Questa simbologia l’ho appresa dopo che mio padre non era più con me; solo dopo sono andata a leggere questi aspetti allegorici della palma. Erano quelli che avevo sentito risuonare in me, erano quella voce interiore che mi ha guidata ad aprire quel libro al momento giusto: perché conoscessi ancora di più mio padre; perché  sapessi la vastità del suo animo e del suo cammino su questa terra, così prezioso da piantarlo nel giardino del mio cuore; per rendermi una donna ricca e poter far vedere quanto sono ricca, io, che potevo permettermi di far arrivare una palma fin qui, da mondi lontani e diversi; fin qui, al centro del mio cuore-giardino, la mia palma-padre.
La palma-pianta mi si è messa vicino proprio nel giusto periodo, attraverso un libro incontrato per caso.

Che “caso” non è mai quando si parla di cuore e di ascolto.

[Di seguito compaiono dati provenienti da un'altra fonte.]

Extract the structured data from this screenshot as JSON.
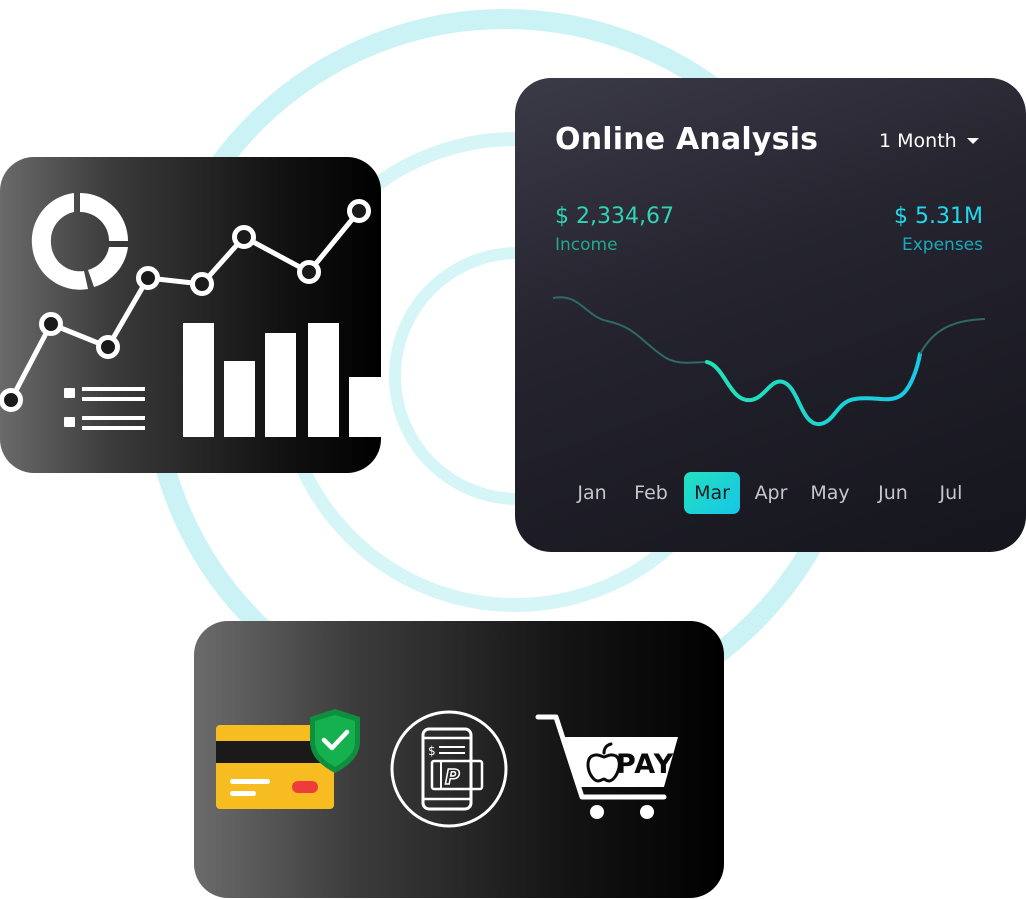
{
  "online_analysis": {
    "title": "Online Analysis",
    "period": "1 Month",
    "income": {
      "value": "$ 2,334,67",
      "label": "Income"
    },
    "expenses": {
      "value": "$ 5.31M",
      "label": "Expenses"
    },
    "months": [
      "Jan",
      "Feb",
      "Mar",
      "Apr",
      "May",
      "Jun",
      "Jul"
    ],
    "active_month": "Mar",
    "accent_colors": {
      "income": "#2fd5b5",
      "expenses": "#20d9ee",
      "active": "#23e0c0"
    }
  },
  "analytics_card": {
    "icons": [
      "donut-chart-icon",
      "line-chart-icon",
      "bar-chart-icon",
      "list-icon"
    ]
  },
  "payments_card": {
    "icons": [
      "credit-card-icon",
      "security-shield-icon",
      "mobile-paypal-icon",
      "shopping-cart-icon",
      "apple-logo-icon"
    ],
    "pay_label": "PAY"
  },
  "colors": {
    "ring": "#c9f1f3",
    "card_dark": "#1c1b24",
    "credit_card": "#f7bc1f",
    "shield": "#12a84a"
  }
}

E ora sorridi con me, babbo. Ho deciso che da oggi in poi per te sarò un cronopio, sorridiamo e immaginiamo insieme. Io qui, tu lì, tu qui, io lì, noi un po’ qua e un po’ là, ricordando e vivendo insieme in questo nuovo modo diveniente, viaggiando da ricchi quali siamo adesso, con tutte le palme del mondo nei nostri giardini.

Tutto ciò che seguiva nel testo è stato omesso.